Les choses étaient allées très vite :

Un ballet d'hommes et de femmes en blanc, qui paraissait bien orchestré pour qui regardait de loin.

Marquand s'était laissé glisser le long de la vitre du couloir, il s'était accroupi, recroquevillé contre lui-même et avait assisté, entre conscience et inconscience, à la scène.

Il avait eu le pénible sentiment d'être un simple figurant, vite évincé ; on avait retiré Alice de ses bras et on l'avait laissé là, sans un regard, sans un mot.

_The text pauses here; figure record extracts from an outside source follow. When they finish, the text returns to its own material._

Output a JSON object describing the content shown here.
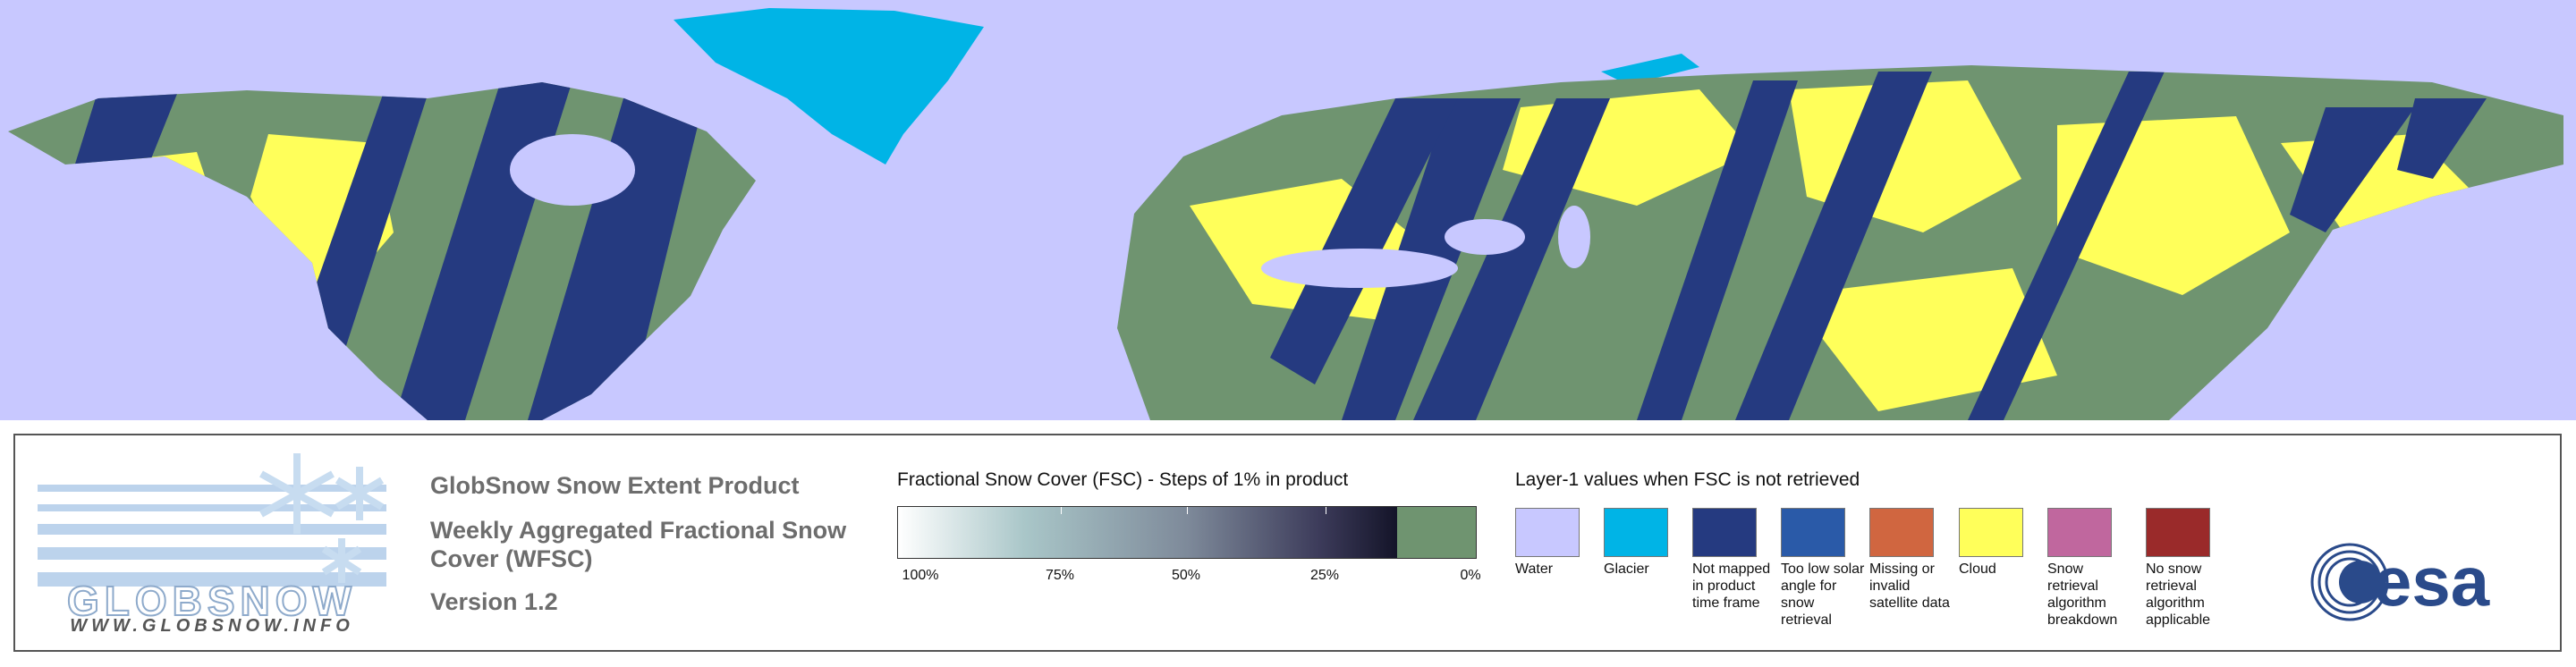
{
  "logo": {
    "name": "GLOBSNOW",
    "url": "WWW.GLOBSNOW.INFO"
  },
  "product": {
    "title": "GlobSnow Snow Extent Product",
    "subtitle": "Weekly Aggregated Fractional Snow Cover (WFSC)",
    "version": "Version 1.2"
  },
  "fsc_scale": {
    "title": "Fractional Snow Cover (FSC) - Steps of 1% in product",
    "ticks": [
      "100%",
      "75%",
      "50%",
      "25%",
      "0%"
    ],
    "snow_free_color": "#6f9470"
  },
  "layer1": {
    "title": "Layer-1 values when FSC is not retrieved",
    "items": [
      {
        "label": "Water",
        "color": "#c8c8ff"
      },
      {
        "label": "Glacier",
        "color": "#00b4e6"
      },
      {
        "label": "Not mapped in product time frame",
        "color": "#253a80"
      },
      {
        "label": "Too low solar angle for snow retrieval",
        "color": "#2a5aa8"
      },
      {
        "label": "Missing or invalid satellite data",
        "color": "#d06640"
      },
      {
        "label": "Cloud",
        "color": "#ffff5a"
      },
      {
        "label": "Snow retrieval algorithm breakdown",
        "color": "#c0679e"
      },
      {
        "label": "No snow retrieval algorithm applicable",
        "color": "#9a2a2a"
      }
    ]
  },
  "partner": "esa"
}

Lui-même s'était senti anéanti, privé de toute force.

Vulnérable comme jamais.

A présent il était accroupi dans ce couloir, immobile, hésitant à identifier cet instant comme réel ou irréel.

Pourtant, devant lui il y avait cette flaque de sang.

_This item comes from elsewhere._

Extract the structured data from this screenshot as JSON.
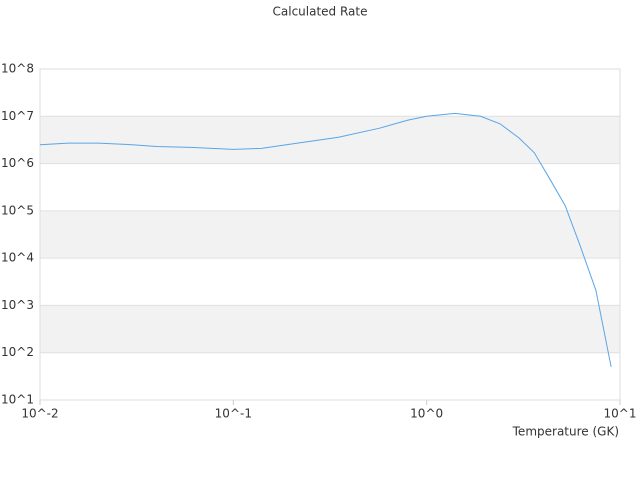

Sur ses mains aussi il y avait du sang.

Chaque goutte qui était tombée était une goutte de vie d'Alice.

Un sentiment de cupabilité l'écrasa encore un peu plus contre la vitre du couloir.

Un homme passa, avec un chariot de ménage.

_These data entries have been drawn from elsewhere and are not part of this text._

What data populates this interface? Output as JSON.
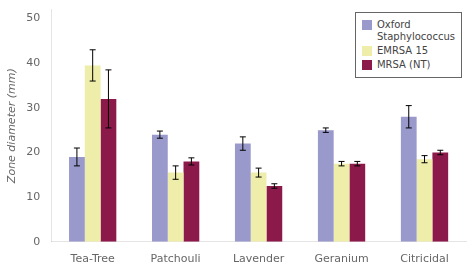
{
  "chart_data": {
    "type": "bar",
    "categories": [
      "Tea-Tree",
      "Patchouli",
      "Lavender",
      "Geranium",
      "Citricidal"
    ],
    "series": [
      {
        "name": "Oxford\nStaphylococcus",
        "color": "#9999cc",
        "values": [
          19,
          24,
          22,
          25,
          28
        ],
        "errors": [
          2,
          0.8,
          1.5,
          0.5,
          2.5
        ]
      },
      {
        "name": "EMRSA 15",
        "color": "#eeeeaa",
        "values": [
          39.5,
          15.5,
          15.5,
          17.5,
          18.5
        ],
        "errors": [
          3.5,
          1.5,
          1.0,
          0.5,
          0.8
        ]
      },
      {
        "name": "MRSA (NT)",
        "color": "#8b1a4a",
        "values": [
          32,
          18,
          12.5,
          17.5,
          20
        ],
        "errors": [
          6.5,
          0.8,
          0.5,
          0.5,
          0.5
        ]
      }
    ],
    "ylabel": "Zone diameter (mm)",
    "ylim": [
      0,
      52
    ],
    "yticks": [
      0,
      10,
      20,
      30,
      40,
      50
    ],
    "grid": false,
    "legend": "upper right"
  }
}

Il nettoya la tache de sang avec une désinvolture presque indécente, comme s'il se fut agit d'un simple soda renversé.

La colère qui monta alors en Marquand le fit enfin réagir.

Il se leva d'un bond, des éclairs passant dans le bleu de ses yeux.

Marquand : Vous ne pourriez pas faire ça autrement, non ???

Interloqué, l'homme ramassa sa serpillière sans comprendre pourquoi il se faisait agresser. Il haussa les épaules. Encore un de ces tarés irrespectueux qui faisaient preuve d'incivisme dans les hôpitaux...

Debout, presque groggy, Marquand se dirigea vers l'accueil de l'hôpital. Il ne savait pas réellement combien de temps avait duré son état d'hébétude, mais il s'aperçut que la nuit tombait derrière les vitres du hall d'entrée.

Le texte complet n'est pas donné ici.